During the E3 Media and Business Summit earlier this month in Santa Monica, I had a chance to talk about in-game advertising with Jeff Bell, corporative vice president of global marketing in Microsoft's video games business.

Bell brings an interesting perspective to the discussion because before coming to Microsoft, he was with DaimlerChrysler, where he worked on the Jeep brand. He tried several game-related advertising strategies including in-game ads (his team helped get Jeep as the vehicle featured in Microsoft's "Zoo Tycoon" game) and adver-gaming. He was also named Interactive Marketer of the Year by Advertising Age in 2005.

From our conversation, this EA deal sounds like just what Microsoft is looking for.

I asked him what role the company sees for in-game ads, and how much advertising is appropriate.

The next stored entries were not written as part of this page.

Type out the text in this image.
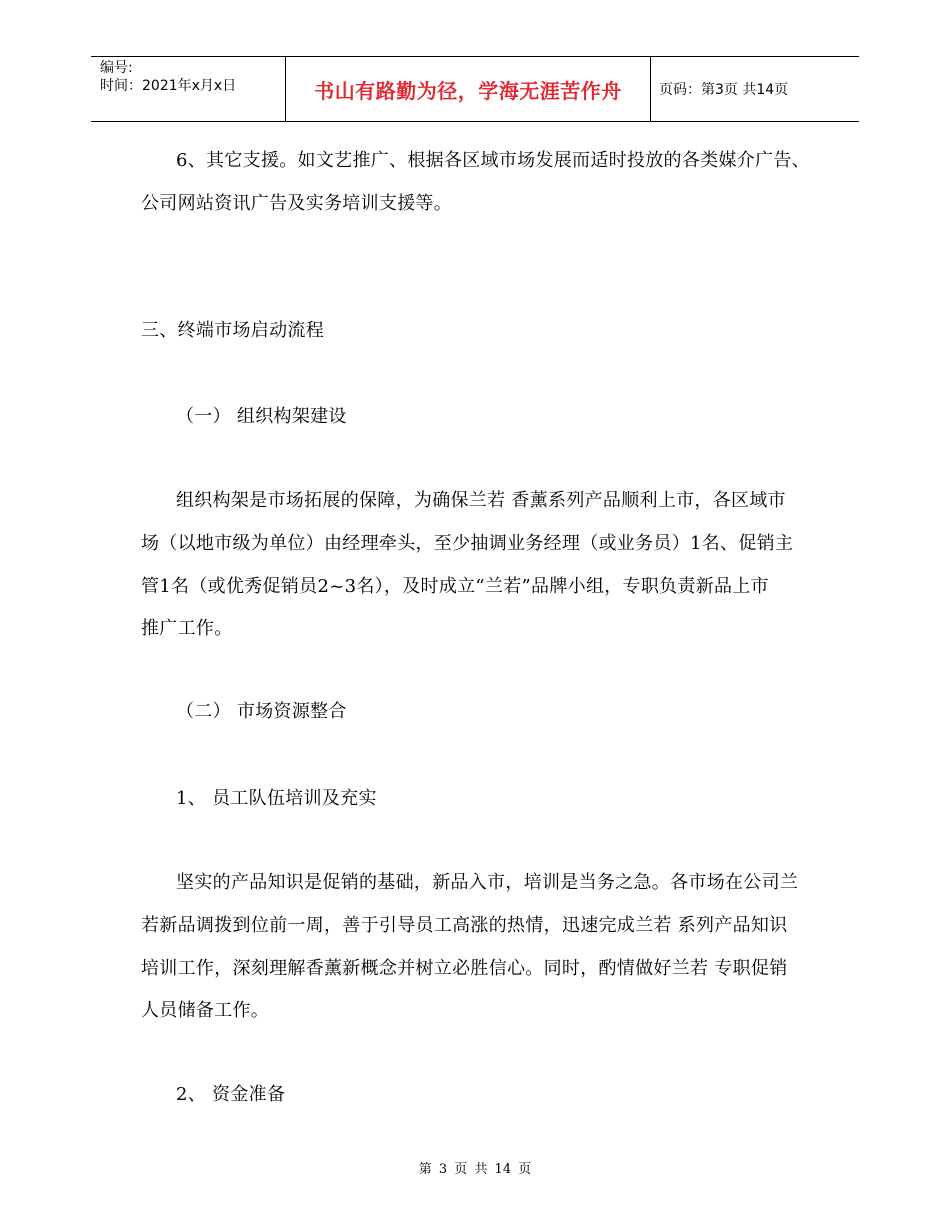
编号:
时间：2021年x月x日	书山有路勤为径，学海无涯苦作舟	页码：第3页 共14页
6、其它支援。如文艺推广、根据各区域市场发展而适时投放的各类媒介广告、
公司网站资讯广告及实务培训支援等。
三、终端市场启动流程
（一） 组织构架建设
组织构架是市场拓展的保障，为确保兰若 香薰系列产品顺利上市，各区域市
场（以地市级为单位）由经理牵头，至少抽调业务经理（或业务员）1名、促销主
管1名（或优秀促销员2~3名），及时成立“兰若”品牌小组，专职负责新品上市
推广工作。
（二） 市场资源整合
1、 员工队伍培训及充实
坚实的产品知识是促销的基础，新品入市，培训是当务之急。各市场在公司兰
若新品调拨到位前一周，善于引导员工高涨的热情，迅速完成兰若 系列产品知识
培训工作，深刻理解香薰新概念并树立必胜信心。同时，酌情做好兰若 专职促销
人员储备工作。
2、 资金准备
第 3 页 共 14 页
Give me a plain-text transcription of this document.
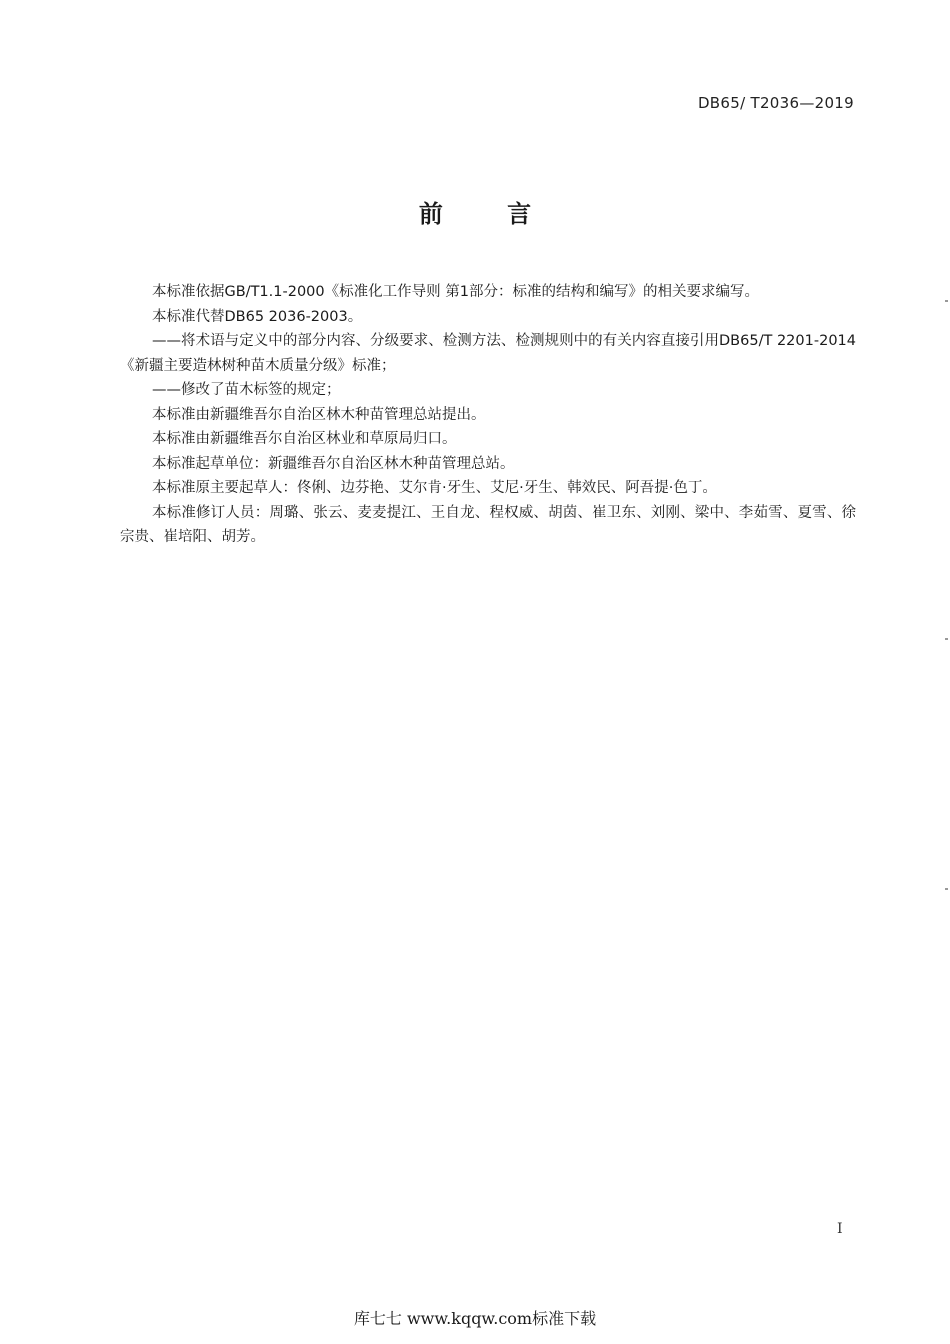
DB65/ T2036—2019
前 言

本标准依据GB/T1.1-2000《标准化工作导则 第1部分：标准的结构和编写》的相关要求编写。

本标准代替DB65 2036-2003。

——将术语与定义中的部分内容、分级要求、检测方法、检测规则中的有关内容直接引用DB65/T 2201-2014《新疆主要造林树种苗木质量分级》标准；

——修改了苗木标签的规定；

本标准由新疆维吾尔自治区林木种苗管理总站提出。

本标准由新疆维吾尔自治区林业和草原局归口。

本标准起草单位：新疆维吾尔自治区林木种苗管理总站。

本标准原主要起草人：佟俐、边芬艳、艾尔肯·牙生、艾尼·牙生、韩效民、阿吾提·色丁。

本标准修订人员：周璐、张云、麦麦提江、王自龙、程权威、胡茵、崔卫东、刘刚、梁中、李茹雪、夏雪、徐宗贵、崔培阳、胡芳。

I
库七七 www.kqqw.com标准下载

Bell: "I think there we do know and the data is overwhelming, that if you're in a reality based game, people don't want to see Acme. They don't want to see Blogo Shoes. They want to see 7-Eleven and they want to see Adidas. And so, from that standpoint, both from a product realism, as well as an advertising realism, they would like to have the real thing.

"I think where you cross over is you're not going to be seeing Massive or advertisements in 'Mass Effect.' So science fiction doesn't make as much sense.

"For us, I think we tend to focus more on the sports franchises, the reality based driving franchises, Tony Hawk, obviously has been a pioneer in that particular realm of being able to present things in the real world, real advertisements that can attract that audience."

He said EA is leading the way with advertising in sports games, but because of the slow and complex process of negotiating advertising agreements with sports leagues, franchises and stadiums, the area is just now building momentum.

I also asked Bell if he thinks game buyers should get a price break on games that carry a lot of advertising, the reason being that now publishers have a new revenue stream to tap.

Bell: "It's an interesting question, but it's so theoretical at this point, meaning that the business is still driven by the revenue from the sales of the games themselves that, there, I think we're all interested in the growth of the advertising model, but it is at present only a very small part of our overall revenue."